Europe’s crypto agreement. The EU’s Markets in Crypto Assets, or MiCA, regulation was approved by lawmakers on Thursday in a 517-38 vote. It makes Europe the first major jurisdiction in the world to introduce comprehensive crypto laws. The European Parliament also voted 529-29 in favour of a separate law known as the Transfer of Funds regulation, which requires crypto operators to identify their customers in a bid to halt money laundering. The text, according to the European Parliament, aims to ensure that crypto transfers, as is the case with any other financial operation, can always be traced and suspicious transactions blocked. The so-called “travel rule,” already used in traditional finance, will in future cover transfers of crypto assets. Information on the source of the asset and its beneficiary will have to “travel” with the transaction and be stored on both sides of the transfer.

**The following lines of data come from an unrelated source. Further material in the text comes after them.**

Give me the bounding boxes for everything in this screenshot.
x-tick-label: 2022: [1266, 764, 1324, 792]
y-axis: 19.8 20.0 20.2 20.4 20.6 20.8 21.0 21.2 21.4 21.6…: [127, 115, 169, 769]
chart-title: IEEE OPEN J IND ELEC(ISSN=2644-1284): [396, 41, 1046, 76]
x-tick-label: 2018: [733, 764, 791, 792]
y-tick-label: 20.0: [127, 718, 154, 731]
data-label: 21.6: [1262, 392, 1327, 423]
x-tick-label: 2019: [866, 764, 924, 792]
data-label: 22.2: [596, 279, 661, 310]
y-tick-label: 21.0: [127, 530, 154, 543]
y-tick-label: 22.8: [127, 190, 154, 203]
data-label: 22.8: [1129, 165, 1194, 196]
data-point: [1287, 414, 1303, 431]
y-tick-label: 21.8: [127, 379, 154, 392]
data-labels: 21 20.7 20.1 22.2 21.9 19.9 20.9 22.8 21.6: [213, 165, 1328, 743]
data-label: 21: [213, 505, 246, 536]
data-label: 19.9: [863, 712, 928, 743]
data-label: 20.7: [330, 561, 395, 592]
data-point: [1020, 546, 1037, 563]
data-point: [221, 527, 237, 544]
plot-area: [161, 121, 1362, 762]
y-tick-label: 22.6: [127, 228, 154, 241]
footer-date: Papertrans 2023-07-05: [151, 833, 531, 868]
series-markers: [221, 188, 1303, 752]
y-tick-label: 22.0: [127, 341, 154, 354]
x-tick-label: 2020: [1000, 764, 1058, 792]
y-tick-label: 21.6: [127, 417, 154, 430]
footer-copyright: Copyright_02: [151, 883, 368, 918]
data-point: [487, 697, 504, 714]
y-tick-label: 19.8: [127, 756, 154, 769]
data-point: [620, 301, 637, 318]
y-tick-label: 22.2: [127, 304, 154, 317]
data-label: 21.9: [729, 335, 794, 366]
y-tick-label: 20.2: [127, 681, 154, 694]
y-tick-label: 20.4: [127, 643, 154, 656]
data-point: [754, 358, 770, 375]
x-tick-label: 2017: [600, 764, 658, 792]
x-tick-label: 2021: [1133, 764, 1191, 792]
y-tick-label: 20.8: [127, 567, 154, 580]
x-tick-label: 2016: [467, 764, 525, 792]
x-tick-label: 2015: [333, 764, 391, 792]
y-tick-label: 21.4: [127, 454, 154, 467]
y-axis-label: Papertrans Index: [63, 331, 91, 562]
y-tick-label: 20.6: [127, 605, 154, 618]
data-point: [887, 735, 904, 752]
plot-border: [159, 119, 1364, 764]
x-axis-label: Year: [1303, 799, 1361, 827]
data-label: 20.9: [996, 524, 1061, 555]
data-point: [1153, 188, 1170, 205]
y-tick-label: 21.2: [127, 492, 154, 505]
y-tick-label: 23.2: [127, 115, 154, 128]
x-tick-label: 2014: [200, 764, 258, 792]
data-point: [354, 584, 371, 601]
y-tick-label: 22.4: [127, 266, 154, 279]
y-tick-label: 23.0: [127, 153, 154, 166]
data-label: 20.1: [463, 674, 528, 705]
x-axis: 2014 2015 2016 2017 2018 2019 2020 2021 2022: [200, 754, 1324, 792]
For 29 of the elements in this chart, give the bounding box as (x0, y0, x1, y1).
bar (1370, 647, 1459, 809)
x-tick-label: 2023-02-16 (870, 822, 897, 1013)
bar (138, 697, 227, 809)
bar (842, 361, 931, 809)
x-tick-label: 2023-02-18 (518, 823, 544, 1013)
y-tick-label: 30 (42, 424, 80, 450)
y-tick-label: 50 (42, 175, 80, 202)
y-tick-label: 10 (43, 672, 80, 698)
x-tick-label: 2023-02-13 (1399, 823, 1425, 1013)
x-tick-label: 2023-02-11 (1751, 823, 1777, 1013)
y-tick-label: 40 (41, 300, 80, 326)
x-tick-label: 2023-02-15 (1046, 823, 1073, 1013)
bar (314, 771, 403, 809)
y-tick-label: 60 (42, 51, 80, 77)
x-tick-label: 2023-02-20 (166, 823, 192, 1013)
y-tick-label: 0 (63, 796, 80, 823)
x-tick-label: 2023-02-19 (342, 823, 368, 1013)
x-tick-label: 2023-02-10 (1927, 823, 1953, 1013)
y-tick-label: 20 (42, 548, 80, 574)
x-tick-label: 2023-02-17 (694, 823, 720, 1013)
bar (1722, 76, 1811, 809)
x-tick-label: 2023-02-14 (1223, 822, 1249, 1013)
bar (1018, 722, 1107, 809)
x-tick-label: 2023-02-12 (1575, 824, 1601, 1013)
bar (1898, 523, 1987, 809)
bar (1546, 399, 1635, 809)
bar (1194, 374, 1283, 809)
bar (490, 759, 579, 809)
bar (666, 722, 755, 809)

The law would also cover transactions above €1,000 from so-called self-hosted wallets (a crypto-asset wallet address of a private user) when they interact with hosted wallets managed by crypto-assets service providers. The rules do not apply to person-to-person transfers conducted without a provider or among providers acting on their own behalf.
European Financial Services Commissioner Mairead McGuinness said on Wednesday that she expects the legislation to come into force in July after it’s formally approved by the bloc’s 27 member states. Specific requirements will take effect progressively, with rules governing stablecoins, for example, set to apply from July 2024.